Morrer em vão por VIRIATO SOROMENHO-MARQUES
No distante dia 27 de Abril de 1971 subia à tribuna da Assembleia Nacional um deputado de 44 anos, integrado na chamada Ala Liberal da Primavera marcelista, de seu nome José Correia da Cunha. Licenciado em Agronomia (1949) e Geografia (1963), colaborador de Orlando Ribeiro, Correia da Cunha não saberia que ao ler o seu discurso intitulado "O Ordenamento do Território, Base de uma Política de Desenvolvimento Económico e Social", estava a inaugurar a política pública de ambiente, tentando transformar Portugal num país mais civilizado. Recordo Correia da Cunha, felizmente ainda entre nós, como homenagem aos corajosos bombeiros caídos na luta contra os incêndios que atingem o país. Como visionário e homem de acção, Correia da Cunha sabia que Portugal iria ficar desequilibrado demograficamente nas décadas seguintes. Milhões de portugueses sairiam das zonas rurais em direcção ao litoral. Era de interesse nacional ordenar o território, proteger a paisagem, a capacidade produtiva dos solos, preservar o capital natural para as gerações futuras. Nada disso aconteceu. Os interesses particulares prevaleceram sobre o interesse geral. Os incêndios que devastaram 426 000 e 256 000 hectares, respectivamente, em 2003 e 2005, fazendo de Portugal o campeão europeu de áreas ardidas, são o sinal de um país doente. Um país que ao fugir das chamas foge de si próprio. Uma das causas principais reside no desordenamento florestal. As reportagens televisivas mostram-nos, sistematicamente, bombeiros e populações cercados por eucaliptos em chamas. Chegado a Portugal em 1829, esta espécie exótica ocupa agora 26% do espaço florestal, e é o grande combustível dos incêndios florestais. Quando vejo ministros, com ar pesaroso, lamentarem a morte dos bombeiros, apetece-me perguntar-lhes: "Onde estavam os senhores no dia 19 de Julho de 2013?". Nesse dia foi aprovado, em Conselho de Ministros, o ignóbil Decreto-Lei n.º96/2013, que, debaixo da habitual linguagem tabeliónica usada para disfarce, estimula ainda mais a expansão caótica da plantação de eucaliptos, aumentando o risco de incêndio, e fazendo dos bombeiros vítimas duma política de terra queimada ao serviço dos poderosos.
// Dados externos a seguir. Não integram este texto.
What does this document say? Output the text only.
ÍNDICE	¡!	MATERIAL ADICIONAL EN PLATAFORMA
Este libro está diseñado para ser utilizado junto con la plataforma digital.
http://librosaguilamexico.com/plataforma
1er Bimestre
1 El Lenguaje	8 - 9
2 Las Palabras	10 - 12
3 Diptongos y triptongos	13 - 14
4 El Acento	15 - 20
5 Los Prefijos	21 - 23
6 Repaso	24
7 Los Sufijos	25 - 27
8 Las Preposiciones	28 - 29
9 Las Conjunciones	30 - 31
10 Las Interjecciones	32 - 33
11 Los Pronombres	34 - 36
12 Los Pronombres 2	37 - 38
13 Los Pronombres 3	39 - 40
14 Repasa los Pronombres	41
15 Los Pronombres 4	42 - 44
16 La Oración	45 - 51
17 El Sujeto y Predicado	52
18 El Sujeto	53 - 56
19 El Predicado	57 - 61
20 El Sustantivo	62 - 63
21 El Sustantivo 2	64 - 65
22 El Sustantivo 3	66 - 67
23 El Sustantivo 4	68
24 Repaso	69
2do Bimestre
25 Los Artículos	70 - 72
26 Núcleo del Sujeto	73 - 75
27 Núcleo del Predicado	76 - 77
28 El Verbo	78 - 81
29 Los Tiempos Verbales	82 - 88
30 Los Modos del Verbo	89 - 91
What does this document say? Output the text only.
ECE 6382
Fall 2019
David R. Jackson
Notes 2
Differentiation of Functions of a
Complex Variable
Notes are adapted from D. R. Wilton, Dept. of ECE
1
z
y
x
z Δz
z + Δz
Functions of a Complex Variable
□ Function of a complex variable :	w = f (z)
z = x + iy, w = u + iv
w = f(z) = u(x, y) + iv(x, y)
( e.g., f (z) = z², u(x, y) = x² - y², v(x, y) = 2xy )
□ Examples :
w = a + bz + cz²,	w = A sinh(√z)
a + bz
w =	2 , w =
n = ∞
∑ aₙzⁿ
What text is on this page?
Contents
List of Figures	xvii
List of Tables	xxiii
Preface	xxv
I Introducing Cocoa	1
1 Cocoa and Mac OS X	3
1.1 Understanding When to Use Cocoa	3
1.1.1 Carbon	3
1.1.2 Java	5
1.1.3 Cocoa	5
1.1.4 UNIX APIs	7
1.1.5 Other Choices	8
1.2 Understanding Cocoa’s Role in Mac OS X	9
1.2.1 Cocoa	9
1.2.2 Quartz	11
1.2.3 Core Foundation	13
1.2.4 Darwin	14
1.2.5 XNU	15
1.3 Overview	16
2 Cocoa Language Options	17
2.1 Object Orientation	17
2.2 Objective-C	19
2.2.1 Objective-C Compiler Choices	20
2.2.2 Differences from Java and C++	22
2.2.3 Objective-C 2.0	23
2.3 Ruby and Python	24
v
Obs: Apraz-me registar duas notas (e meia): uma, é que é sempre terrível ter razão antes do tempo; a outra consiste em notar que o "eucalipto" é aquela espécie política que seca tudo em seu redor, pelo que deve ser removido.
A meia restante é para felicitar o articulista pela eficiente lembrança de Correia da Cunha, um dos pioneiros da política pública de ambiente (hoje inexistente) no XIX Governo Constitucional.